I said some of this in updates to an earlier post, but it bears repeating right now as Republicans desperately try to spin the defeat of the financial bailout bill in the House on Democrats. That’s not terribly surprising, since as of 4:40 p.m. eastern time, the Dow had dropped 777 points, the largest single-day loss in history.
Just to recapitulate: the bill was sponsored, nay demanded by the Republican president of the United States (who just this morning went on the airwaves to threaten economic catastrophe if the bill was defeated) and the Republican Secretary of the Treasury. The specifics were endorsed by the Republican leadership of the House (and the Senate), and by the Republican candidate for president, who as recently as yesterday was bragging about how he had brought House Republicans back into line. It has been understood all along that the legislation needed roughly equal support from both caucuses to survive through the Senate intact.
On the vote, 140 Democrats voted “yea,” and 95 voted “nay,” for a ratio of just under 60%. House Republicans voted 65 “yea” and 133 “nay,” for a ratio of just under 33%. Looks pretty clear that House Republicans killed this bill.

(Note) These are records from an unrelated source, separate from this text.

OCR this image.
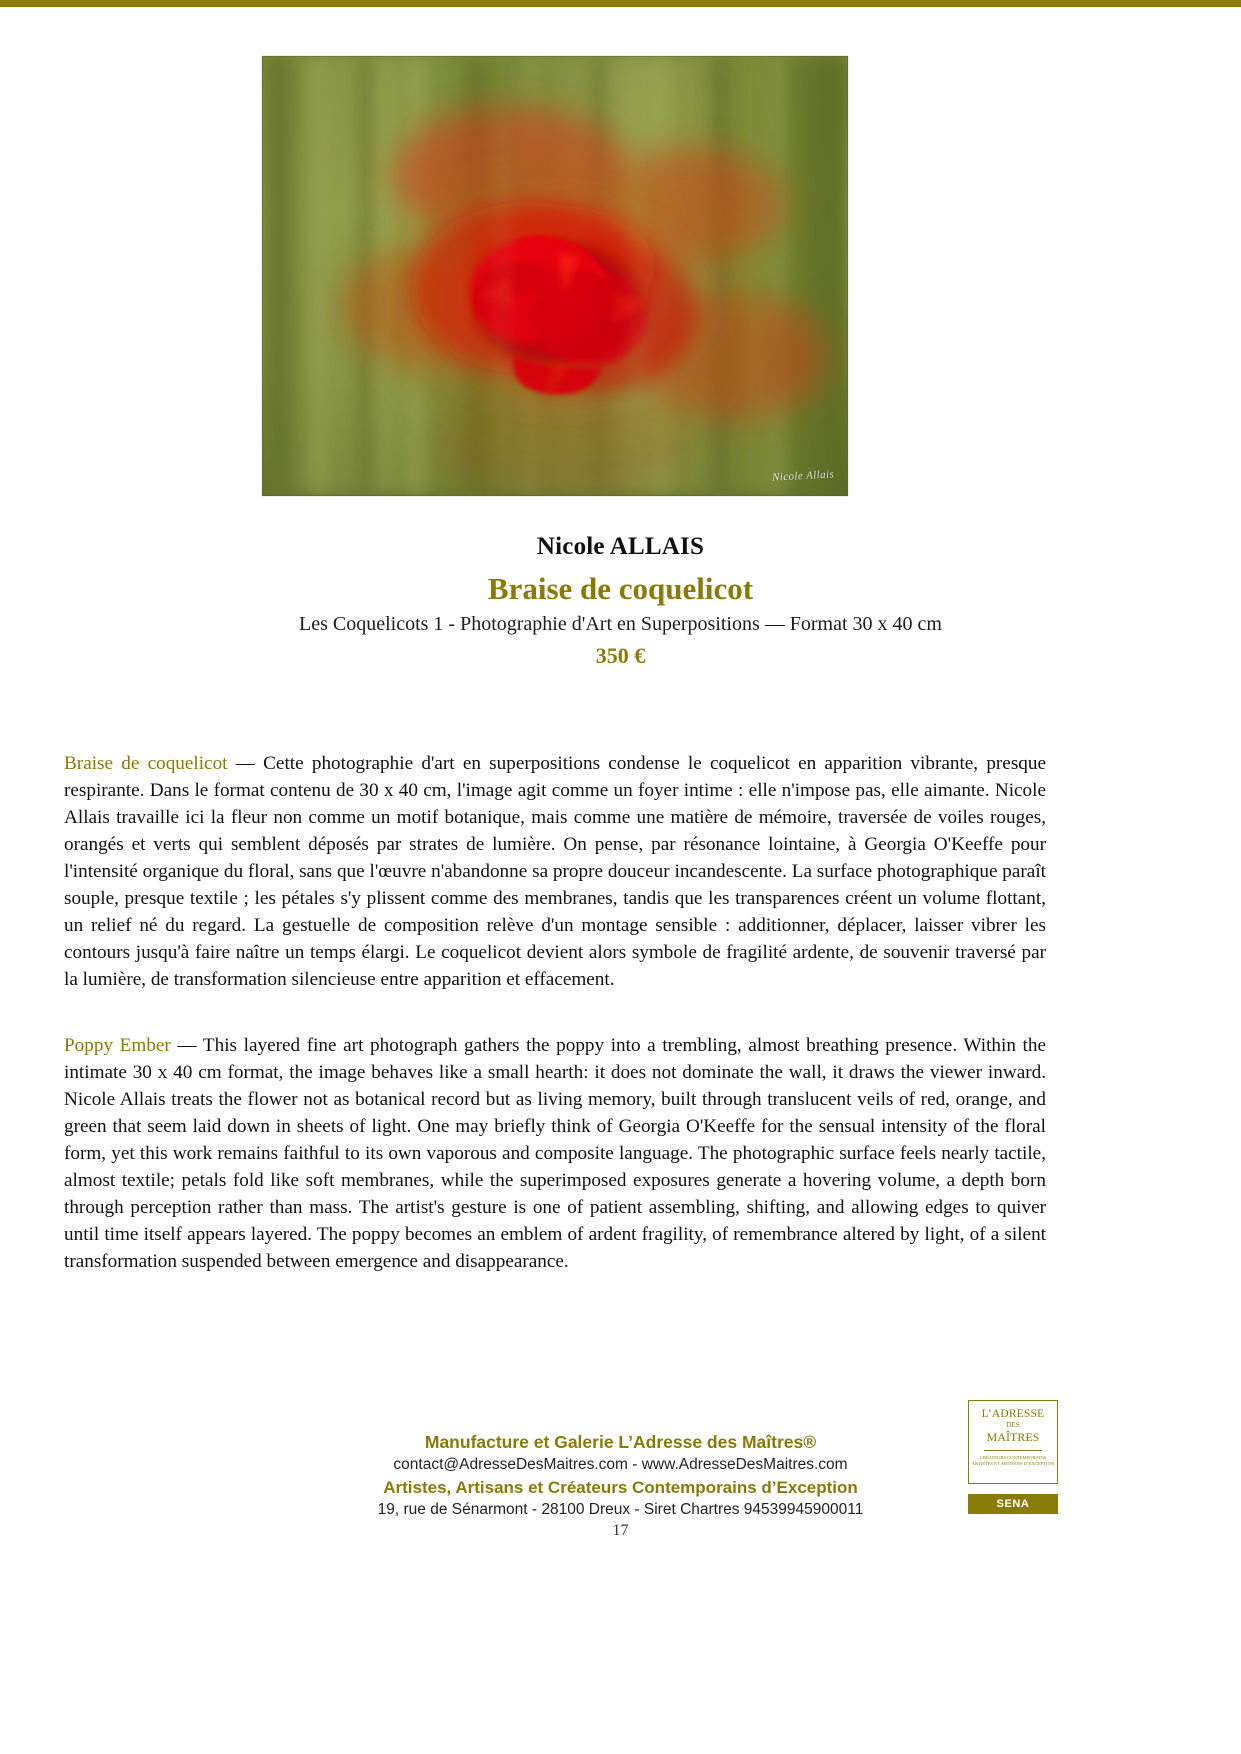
Nicole Allais
Nicole ALLAIS
Braise de coquelicot
Les Coquelicots 1 - Photographie d'Art en Superpositions — Format 30 x 40 cm
350 €

Braise de coquelicot — Cette photographie d'art en superpositions condense le coquelicot en apparition vibrante, presque respirante. Dans le format contenu de 30 x 40 cm, l'image agit comme un foyer intime : elle n'impose pas, elle aimante. Nicole Allais travaille ici la fleur non comme un motif botanique, mais comme une matière de mémoire, traversée de voiles rouges, orangés et verts qui semblent déposés par strates de lumière. On pense, par résonance lointaine, à Georgia O'Keeffe pour l'intensité organique du floral, sans que l'œuvre n'abandonne sa propre douceur incandescente. La surface photographique paraît souple, presque textile ; les pétales s'y plissent comme des membranes, tandis que les transparences créent un volume flottant, un relief né du regard. La gestuelle de composition relève d'un montage sensible : additionner, déplacer, laisser vibrer les contours jusqu'à faire naître un temps élargi. Le coquelicot devient alors symbole de fragilité ardente, de souvenir traversé par la lumière, de transformation silencieuse entre apparition et effacement.

Poppy Ember — This layered fine art photograph gathers the poppy into a trembling, almost breathing presence. Within the intimate 30 x 40 cm format, the image behaves like a small hearth: it does not dominate the wall, it draws the viewer inward. Nicole Allais treats the flower not as botanical record but as living memory, built through translucent veils of red, orange, and green that seem laid down in sheets of light. One may briefly think of Georgia O'Keeffe for the sensual intensity of the floral form, yet this work remains faithful to its own vaporous and composite language. The photographic surface feels nearly tactile, almost textile; petals fold like soft membranes, while the superimposed exposures generate a hovering volume, a depth born through perception rather than mass. The artist's gesture is one of patient assembling, shifting, and allowing edges to quiver until time itself appears layered. The poppy becomes an emblem of ardent fragility, of remembrance altered by light, of a silent transformation suspended between emergence and disappearance.

L’ADRESSE
DES
MAÎTRES
CRÉATEURS CONTEMPORAINS ARTISTES ET ARTISANS D’EXCEPTION
SENA
Manufacture et Galerie L’Adresse des Maîtres®
contact@AdresseDesMaitres.com - www.AdresseDesMaitres.com
Artistes, Artisans et Créateurs Contemporains d’Exception
19, rue de Sénarmont - 28100 Dreux - Siret Chartres 94539945900011
17
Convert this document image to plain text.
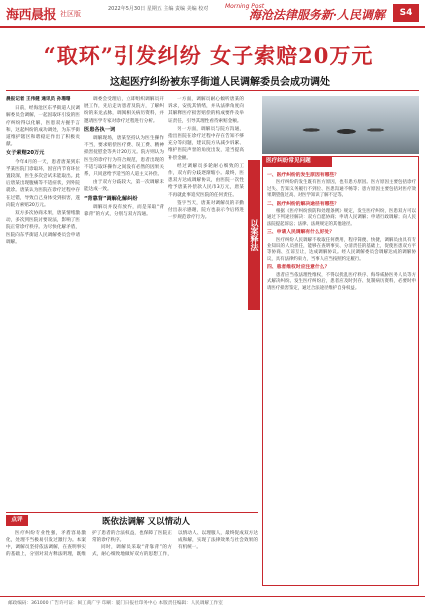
海西晨报 社区版
2022年5月30日 星期五 主编 责编 美编 校对	Morning Post
海沧法律服务新·人民调解	S4
“取环”引发纠纷 女子索赔20万元
这起医疗纠纷被东孚街道人民调解委员会成功调处
晨报记者 王伟健 通讯员 孙珊珊

日前，经海沧区东孚街道人民调解委员会调解，一起因取环引发的医疗纠纷得以化解，医患双方握手言和，这起纠纷的成功调处，为东孚街道维护辖区和谐稳定作出了积极贡献。

女子索赔20万元

今年4月的一天，患者唐某到东孚某医院门诊取环，因宫内节育环位置较深，医生多次尝试未能取出。此后唐某出现腹痛等不适症状，到外院就诊。唐某认为医院在诊疗过程中存在过错，导致自己身体受到损害，遂向院方索赔20万元。

双方多次协商未果，唐某情绪激动，多次到医院讨要说法，影响了医院正常诊疗秩序。为尽快化解矛盾，医院向东孚街道人民调解委员会申请调解。

调委会受理后，立即组织调解员开展工作，先后走访患者及院方，了解纠纷的来龙去脉，调阅相关病历资料，并邀请医学专家对诊疗过程进行分析。

医患各执一词

调解现场，唐某坚持认为医生操作不当，要求赔偿医疗费、误工费、精神损害抚慰金等共计20万元。院方则认为医生的诊疗行为符合规范，患者出现的不适与取环操作之间没有必然的因果关系，只同意给予适当的人道主义补偿。

由于双方分歧较大，第一次调解未能达成一致。

“背靠背”调解化解纠纷

调解员并没有放弃，而是采取“背靠背”的方式，分别与双方沟通。

一方面，调解员耐心倾听唐某的诉求，安抚其情绪，并从法律角度向其解释医疗损害赔偿的构成要件及举证责任，引导其理性看待索赔金额。

另一方面，调解员与院方沟通，指出医院在诊疗过程中存在告知不够充分等问题，建议院方从减少诉累、维护医院声誉的角度出发，适当提高补偿金额。

经过调解员多轮耐心细致的工作，双方的分歧逐渐缩小。最终，医患双方达成调解协议，由医院一次性给予唐某补偿款人民币3万元，唐某不再就此事追究医院的任何责任。

签字当天，唐某对调解员的辛勤付出表示感谢，院方也表示今后将进一步规范诊疗行为。

以案释法
医疗纠纷常见问题

一、医疗纠纷的发生原因有哪些？

医疗纠纷的发生既有医方原因，也有患方原因。医方原因主要包括诊疗过失、告知义务履行不到位、医患沟通不畅等；患方原因主要包括对医疗效果期望值过高、对医学知识了解不足等。

二、医疗纠纷的解决途径有哪些？

根据《医疗纠纷预防和处理条例》规定，发生医疗纠纷，医患双方可以通过下列途径解决：双方自愿协商；申请人民调解；申请行政调解；向人民法院提起诉讼；法律、法规规定的其他途径。

三、申请人民调解有什么好处？

医疗纠纷人民调解不收取任何费用，程序简便、快捷，调解员由具有专业知识的人员担任，能够在查明事实、分清责任的基础上，促使医患双方平等协商、互谅互让，达成调解协议。经人民调解委员会调解达成的调解协议，具有法律约束力，当事人应当按照约定履行。

四、患者维权时应注意什么？

患者应当依法理性维权，不得以扰乱医疗秩序、侮辱威胁医务人员等方式解决纠纷。发生医疗纠纷后，患者应及时封存、复制病历资料，必要时申请医疗损害鉴定，通过合法途径维护自身权益。

点评	既依法调解 又以情动人

医疗纠纷专业性强，矛盾容易激化，处理不当极易引发过激行为。本案中，调解员坚持依法调解，在查明事实的基础上，分别对双方释法明理，既维护了患者的合法权益，也保障了医院正常的诊疗秩序。

同时，调解员采取“背靠背”的方式，耐心细致地做好双方的思想工作，以情动人、以理服人，最终促成双方达成和解，实现了法律效果与社会效果的有机统一。

邮政编码：361000 广告许可证：闽工商广字 印刷：厦门日报社印务中心 本版责任编辑：人民调解工作室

Yet House Republicans held a press conference wherein several of their leaders blamed their own caucus’s overwhelming failure to support the bill on a partisan speech made by Speaker Nancy Pelosi. And John McCain’s chief economic advisor blamed Barack Obama, as well as Pelosi, for the Republican votes against the bill.
Amazingly, if somewhat predictably, a lot of the initial MSM reporting on the fiasco reports the ludicrous GOP spin as part of a welter of “politicians pointing fingers.”
But if you want to see how well this spin is wearing over time, look no further than The Corner at National Review, where any GOP-friendly interpretation of today’s events would normally be welcomed.
Here’s Jim Manzi, shortly after the vote:
Well, apparently the House Republicans have decided to run a neat little experiment to test the actual odds of the current financial crisis turning into another Depression in the absence of a bailout plan. What alternative do they propose that could realistically be enacted? How long do they think this would take, and what risks would we run during the period of uncertainty, even if it were successful?
I have no visibility into the current machinations on Capitol Hill, but I’m with Noah Millman: as far as I can see, if I were a senior Democrat right now, I’d introduce a Democratic alternative tomorrow and pass it on a party line vote.
Here’s Ramesh Ponnuru, four minutes later:
Not that it’s the most important fallout, but this vote is very bad for McCain. He was trying to get House Republicans on board, after all, and he failed. Blaming the Democrats for the failure will not and should not work, given the ratios on both sides.
But several conservatives voted for the bill, including Blunt, Boehner, Camp, Cantor, Kline, Lungren, McCrery, Putnam, (Paul) Ryan, Tancredo, Weldon, (Joe) Wilson. I think they made the right call.
Then NR editor Rich Lowry reports on an email from a Republican staffer about the “blame Pelosi” argument and Barney Frank’s mocking response:
Rich – I’m afraid Rep. Frank has a point on this one. Some feelings on the GOP side were hurt, so they voted against the economic well-being of the country?
A very concerned GOP staffer.
Then even K-Lo (Kathryn Jean Lopez) herself, who earlier kept arguing that Democrats should have been able to pass a bill without any Republican votes since they control the House, passed along this damning email from a “Western bank president”:
The failure of the House to pass the bill – combined with the resulting bickering – will likely lead to a substantial market sell-off. We’re seeing part of that occur right now, but we may well see much worse over the coming days as the inevitable sell-off hits overseas markets, followed up by another collapse at home as forced selling really kicks in and many institutional investors are required to liquidate their leveraged positions. While it would be nice if all this was confined to a few select Wall Street bad apples, the reality is ordinary people will be hurt very badly as their investments deteriorate and the economic environment turns even more negative. Unemployment will likely spike sharply from here, and the lack of available credit will impair many small businesses that rely on credit lines to finance their operations.
How any of this could possibly be construed as a positive for either McCain or the Republican Party is beyond me (and I say this as a life-long Republican)? In fact, it would seem much more likely to me that the House Republicans just handed the election to Obama on a silver platter. Blaming the vote on Pelosi’s antagonistic remarks seems especially dumb, and I expect to see Barney Frank-type comments all over the MSM tonight and throughout the week.
Sure, there are a couple of posts reporting happiness with the defeat of the bill, but mainly on grounds that “free-market principles” are worth a very deep recession, and presumably, a Democratic victory in November. Nobody much was buying the idea that the defeat could really be blamed on Democrats.
Let’s hope the MSM treatment of the Republican spin can at least become as skeptical as National Review‘s.